Congratulations to Maryland, where the state legislature during a special session overrode two anti-immigrant vetoes by Republican Gov. Larry Hogan. The Dignity Not Detention Act blocks private detention and phases out existing agreements between local jails and Immigration and Customs Enforcement (ICE). The Maryland Driver Privacy Act shields the privacy of immigrant drivers. Together, they represent historic gains and protections for the state’s immigrant communities.
CASA has been among the advocates fighting for this relief. In a statement, the executive director Gustavo Torres said that “Maryland declares that it stands with its immigrant families.”
“The victory at the statehouse helps end the terror that immigrants face at the hands of ICE in stamping out private ICE detention and in cutting ICE’s access to immigrant driver data,” Torres continued. “Better yet, it rejects the governor’s anti-immigrant policies, embracing the truth that immigrants are essential members of the Maryland family.”
Hogan had vetoed the measures earlier this year, still maintaining in a statement that he believed in “creating an inclusive and diverse Maryland” (this past August, he did issue a statement in support of welcoming refugees evacuated from Afghanistan). But this hasn’t exactly been the experience of immigrants themselves. CASA described one Maryland resident who was rear-ended in an accident only to have the arriving law enforcement officer turn her over to immigration officials.
“My family and I are relieved that our Maryland legislatures listened to our voices,” Claudia Ramos Ardon said. “That we can live in Maryland and prosper in Maryland without the fear of ICE or being detained for only being an immigrant.”
Maryland is also among the over one dozen states that allow undocumented residents to apply for a license and drive legally.
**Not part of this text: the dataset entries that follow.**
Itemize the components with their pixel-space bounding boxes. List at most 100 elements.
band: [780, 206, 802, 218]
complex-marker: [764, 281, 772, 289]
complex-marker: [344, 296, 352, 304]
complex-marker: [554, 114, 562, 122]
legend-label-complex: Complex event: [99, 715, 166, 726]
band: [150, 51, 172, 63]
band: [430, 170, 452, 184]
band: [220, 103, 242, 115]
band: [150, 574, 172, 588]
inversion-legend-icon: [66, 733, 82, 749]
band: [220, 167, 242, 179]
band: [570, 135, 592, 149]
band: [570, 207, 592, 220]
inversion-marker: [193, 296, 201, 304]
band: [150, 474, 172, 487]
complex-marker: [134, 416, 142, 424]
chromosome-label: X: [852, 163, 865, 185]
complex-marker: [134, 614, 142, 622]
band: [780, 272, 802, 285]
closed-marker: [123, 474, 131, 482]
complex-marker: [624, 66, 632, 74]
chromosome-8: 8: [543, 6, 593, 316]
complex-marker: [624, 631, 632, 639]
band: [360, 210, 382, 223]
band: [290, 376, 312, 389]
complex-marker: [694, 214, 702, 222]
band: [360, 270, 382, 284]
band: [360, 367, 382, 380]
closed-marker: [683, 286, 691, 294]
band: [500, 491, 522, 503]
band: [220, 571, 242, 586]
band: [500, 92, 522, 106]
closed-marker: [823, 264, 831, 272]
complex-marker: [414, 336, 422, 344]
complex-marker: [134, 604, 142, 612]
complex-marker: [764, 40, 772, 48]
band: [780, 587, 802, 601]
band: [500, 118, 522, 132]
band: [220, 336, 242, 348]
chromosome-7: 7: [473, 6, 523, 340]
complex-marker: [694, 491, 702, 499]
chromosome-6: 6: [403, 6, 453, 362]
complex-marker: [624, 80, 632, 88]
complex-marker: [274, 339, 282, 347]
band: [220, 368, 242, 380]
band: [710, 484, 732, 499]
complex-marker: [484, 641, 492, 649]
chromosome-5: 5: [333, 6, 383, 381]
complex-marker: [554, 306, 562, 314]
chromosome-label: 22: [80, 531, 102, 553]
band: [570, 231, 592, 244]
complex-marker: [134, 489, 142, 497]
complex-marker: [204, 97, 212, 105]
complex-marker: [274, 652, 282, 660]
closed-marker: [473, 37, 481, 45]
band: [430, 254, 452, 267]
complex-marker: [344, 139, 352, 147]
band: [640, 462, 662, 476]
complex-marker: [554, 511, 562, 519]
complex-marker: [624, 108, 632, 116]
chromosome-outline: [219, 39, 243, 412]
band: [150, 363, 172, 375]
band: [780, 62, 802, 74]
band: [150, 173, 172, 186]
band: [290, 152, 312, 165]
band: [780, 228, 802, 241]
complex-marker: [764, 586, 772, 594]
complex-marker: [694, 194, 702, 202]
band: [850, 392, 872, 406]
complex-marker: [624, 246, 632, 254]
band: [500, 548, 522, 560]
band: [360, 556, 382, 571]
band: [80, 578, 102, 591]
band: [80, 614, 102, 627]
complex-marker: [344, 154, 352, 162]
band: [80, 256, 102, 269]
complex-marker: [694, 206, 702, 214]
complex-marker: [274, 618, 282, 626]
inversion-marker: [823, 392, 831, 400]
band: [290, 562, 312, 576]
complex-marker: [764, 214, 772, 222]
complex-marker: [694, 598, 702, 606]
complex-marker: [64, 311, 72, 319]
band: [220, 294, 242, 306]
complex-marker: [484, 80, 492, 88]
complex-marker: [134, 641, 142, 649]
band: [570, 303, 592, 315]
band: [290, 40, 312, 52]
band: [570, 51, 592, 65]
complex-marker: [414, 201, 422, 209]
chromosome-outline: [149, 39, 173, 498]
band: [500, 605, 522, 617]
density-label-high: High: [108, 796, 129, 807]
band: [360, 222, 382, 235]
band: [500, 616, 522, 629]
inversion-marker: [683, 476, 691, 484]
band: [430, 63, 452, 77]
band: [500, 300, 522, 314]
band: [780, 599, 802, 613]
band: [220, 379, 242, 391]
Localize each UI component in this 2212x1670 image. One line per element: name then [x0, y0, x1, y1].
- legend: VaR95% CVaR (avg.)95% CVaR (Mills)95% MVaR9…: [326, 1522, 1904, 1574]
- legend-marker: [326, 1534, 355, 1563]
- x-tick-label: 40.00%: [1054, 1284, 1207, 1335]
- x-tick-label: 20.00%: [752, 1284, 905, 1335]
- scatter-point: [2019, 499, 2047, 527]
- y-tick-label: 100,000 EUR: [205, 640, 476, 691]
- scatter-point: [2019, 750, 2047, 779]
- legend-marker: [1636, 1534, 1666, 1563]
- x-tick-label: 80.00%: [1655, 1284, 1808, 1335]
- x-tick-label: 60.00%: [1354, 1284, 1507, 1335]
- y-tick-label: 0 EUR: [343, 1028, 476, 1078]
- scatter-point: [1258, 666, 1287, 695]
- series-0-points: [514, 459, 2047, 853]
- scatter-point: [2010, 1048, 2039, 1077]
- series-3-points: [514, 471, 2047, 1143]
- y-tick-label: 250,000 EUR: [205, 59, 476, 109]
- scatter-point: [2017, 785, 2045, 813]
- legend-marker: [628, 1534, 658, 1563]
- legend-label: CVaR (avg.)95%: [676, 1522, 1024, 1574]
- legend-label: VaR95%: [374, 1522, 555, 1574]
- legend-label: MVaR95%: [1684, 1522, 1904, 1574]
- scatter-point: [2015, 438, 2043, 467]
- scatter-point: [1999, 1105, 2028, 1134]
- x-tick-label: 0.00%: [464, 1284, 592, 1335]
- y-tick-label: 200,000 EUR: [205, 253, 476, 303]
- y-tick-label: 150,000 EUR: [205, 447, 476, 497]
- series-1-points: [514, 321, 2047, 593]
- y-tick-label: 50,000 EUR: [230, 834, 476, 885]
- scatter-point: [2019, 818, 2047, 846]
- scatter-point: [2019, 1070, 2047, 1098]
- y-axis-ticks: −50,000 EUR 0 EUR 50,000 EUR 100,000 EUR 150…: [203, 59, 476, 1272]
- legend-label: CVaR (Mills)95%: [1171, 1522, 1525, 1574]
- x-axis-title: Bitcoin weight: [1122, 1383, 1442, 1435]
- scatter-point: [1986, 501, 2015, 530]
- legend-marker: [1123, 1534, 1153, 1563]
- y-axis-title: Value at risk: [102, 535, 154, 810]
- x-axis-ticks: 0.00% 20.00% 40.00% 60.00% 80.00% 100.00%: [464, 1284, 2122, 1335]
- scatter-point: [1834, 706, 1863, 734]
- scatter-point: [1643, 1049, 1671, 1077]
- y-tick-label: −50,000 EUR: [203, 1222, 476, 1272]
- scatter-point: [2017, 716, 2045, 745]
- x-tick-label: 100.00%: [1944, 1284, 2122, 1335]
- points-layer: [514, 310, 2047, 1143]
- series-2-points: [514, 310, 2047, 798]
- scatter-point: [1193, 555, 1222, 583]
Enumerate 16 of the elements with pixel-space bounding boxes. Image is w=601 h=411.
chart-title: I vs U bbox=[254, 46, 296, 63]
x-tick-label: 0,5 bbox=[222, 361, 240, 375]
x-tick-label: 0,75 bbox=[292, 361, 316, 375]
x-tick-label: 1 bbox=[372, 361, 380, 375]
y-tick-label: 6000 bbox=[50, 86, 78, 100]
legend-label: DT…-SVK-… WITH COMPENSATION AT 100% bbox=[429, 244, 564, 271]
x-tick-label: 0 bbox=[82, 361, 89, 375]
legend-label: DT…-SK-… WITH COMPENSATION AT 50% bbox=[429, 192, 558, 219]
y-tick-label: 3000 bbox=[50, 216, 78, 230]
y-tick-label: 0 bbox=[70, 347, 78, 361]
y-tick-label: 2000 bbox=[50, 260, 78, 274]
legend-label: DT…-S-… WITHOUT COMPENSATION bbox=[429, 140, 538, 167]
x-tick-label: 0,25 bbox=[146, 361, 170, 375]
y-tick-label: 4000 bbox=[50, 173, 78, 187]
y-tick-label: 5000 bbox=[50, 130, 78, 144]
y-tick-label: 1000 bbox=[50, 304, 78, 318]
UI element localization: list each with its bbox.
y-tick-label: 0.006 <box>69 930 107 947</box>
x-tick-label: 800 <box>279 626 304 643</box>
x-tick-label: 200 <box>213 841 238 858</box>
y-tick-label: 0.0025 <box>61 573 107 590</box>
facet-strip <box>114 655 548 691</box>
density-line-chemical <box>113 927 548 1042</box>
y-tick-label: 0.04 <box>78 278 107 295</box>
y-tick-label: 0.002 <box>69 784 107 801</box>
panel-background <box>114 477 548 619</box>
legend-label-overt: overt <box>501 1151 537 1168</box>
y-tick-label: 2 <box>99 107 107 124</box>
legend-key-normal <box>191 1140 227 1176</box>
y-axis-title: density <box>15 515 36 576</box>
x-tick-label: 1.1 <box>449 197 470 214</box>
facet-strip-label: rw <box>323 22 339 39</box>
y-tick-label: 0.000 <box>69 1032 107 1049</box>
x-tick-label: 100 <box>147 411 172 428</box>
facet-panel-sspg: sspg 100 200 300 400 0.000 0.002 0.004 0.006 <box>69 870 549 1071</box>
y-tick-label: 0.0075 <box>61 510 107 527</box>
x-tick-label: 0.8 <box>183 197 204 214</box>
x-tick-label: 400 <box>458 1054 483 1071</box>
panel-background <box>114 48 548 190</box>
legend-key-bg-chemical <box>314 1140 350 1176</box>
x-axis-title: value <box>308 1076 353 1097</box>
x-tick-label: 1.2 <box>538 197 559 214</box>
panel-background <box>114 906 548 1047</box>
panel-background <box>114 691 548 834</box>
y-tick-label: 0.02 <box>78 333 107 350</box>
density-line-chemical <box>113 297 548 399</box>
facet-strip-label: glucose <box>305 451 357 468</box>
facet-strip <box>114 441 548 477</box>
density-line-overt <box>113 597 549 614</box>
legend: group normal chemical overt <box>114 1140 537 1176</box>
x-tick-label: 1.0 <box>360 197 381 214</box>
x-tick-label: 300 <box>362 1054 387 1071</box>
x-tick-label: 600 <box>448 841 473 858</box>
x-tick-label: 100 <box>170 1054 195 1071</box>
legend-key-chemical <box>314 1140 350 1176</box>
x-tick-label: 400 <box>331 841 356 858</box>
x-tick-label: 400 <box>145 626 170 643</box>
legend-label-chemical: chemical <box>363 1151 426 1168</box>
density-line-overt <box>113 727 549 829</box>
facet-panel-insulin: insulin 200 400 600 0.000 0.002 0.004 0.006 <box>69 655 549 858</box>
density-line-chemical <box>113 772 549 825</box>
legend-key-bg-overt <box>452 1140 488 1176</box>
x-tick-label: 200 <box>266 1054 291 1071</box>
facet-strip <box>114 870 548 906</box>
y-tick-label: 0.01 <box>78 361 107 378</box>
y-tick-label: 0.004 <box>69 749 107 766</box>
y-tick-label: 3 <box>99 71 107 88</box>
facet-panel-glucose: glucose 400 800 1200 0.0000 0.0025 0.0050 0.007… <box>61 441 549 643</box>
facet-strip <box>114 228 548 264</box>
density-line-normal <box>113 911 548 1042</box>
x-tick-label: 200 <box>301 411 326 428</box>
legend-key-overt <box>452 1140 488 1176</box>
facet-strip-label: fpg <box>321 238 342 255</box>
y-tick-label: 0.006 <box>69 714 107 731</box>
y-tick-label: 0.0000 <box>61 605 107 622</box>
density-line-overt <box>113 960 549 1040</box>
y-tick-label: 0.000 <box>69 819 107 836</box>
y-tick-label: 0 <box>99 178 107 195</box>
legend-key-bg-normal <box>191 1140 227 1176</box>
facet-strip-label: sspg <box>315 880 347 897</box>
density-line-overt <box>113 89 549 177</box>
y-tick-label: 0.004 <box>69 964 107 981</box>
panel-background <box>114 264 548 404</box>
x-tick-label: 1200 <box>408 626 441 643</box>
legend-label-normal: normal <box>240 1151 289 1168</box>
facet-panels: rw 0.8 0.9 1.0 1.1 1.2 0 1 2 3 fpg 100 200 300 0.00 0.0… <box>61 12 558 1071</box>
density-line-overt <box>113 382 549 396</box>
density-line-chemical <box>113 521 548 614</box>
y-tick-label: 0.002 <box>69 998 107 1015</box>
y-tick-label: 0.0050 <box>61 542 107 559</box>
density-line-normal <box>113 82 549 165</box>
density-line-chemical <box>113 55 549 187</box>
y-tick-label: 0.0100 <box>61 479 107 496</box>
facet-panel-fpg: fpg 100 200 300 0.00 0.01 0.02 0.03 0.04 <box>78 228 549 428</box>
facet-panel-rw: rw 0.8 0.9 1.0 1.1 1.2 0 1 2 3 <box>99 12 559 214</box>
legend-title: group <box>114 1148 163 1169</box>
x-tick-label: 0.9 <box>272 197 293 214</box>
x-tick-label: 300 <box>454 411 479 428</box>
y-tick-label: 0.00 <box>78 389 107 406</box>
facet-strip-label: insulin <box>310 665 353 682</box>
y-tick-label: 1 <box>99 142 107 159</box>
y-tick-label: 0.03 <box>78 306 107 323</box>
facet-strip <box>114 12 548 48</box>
But with ICE able to access driver’s license records, some immigrants have declined to apply, CASA said. “ICE has been detaining and deporting residents in states like Maryland with laws that were meant to increase community safety.” CASA said this week that “vetoes of these bills were overridden with overwhelming support by both chambers during the special session.” The group tweeted that immigrants and allies cheered as legislators overrode Hogan’s vetoes.
Maryland enacted the legislation as advocates continued to rally in the nation’s Capitol for a pathway to citizenship. “The immigrant communities I represent in Chicago deserve the certainty that comes with an earned pathway to a green card and citizenship—anything less would be a moral failure,” Rep. Chuy García said Tuesday. “Senate Democrats must find the courage to include a pathway to citizenship for all in the Build Back Better Act.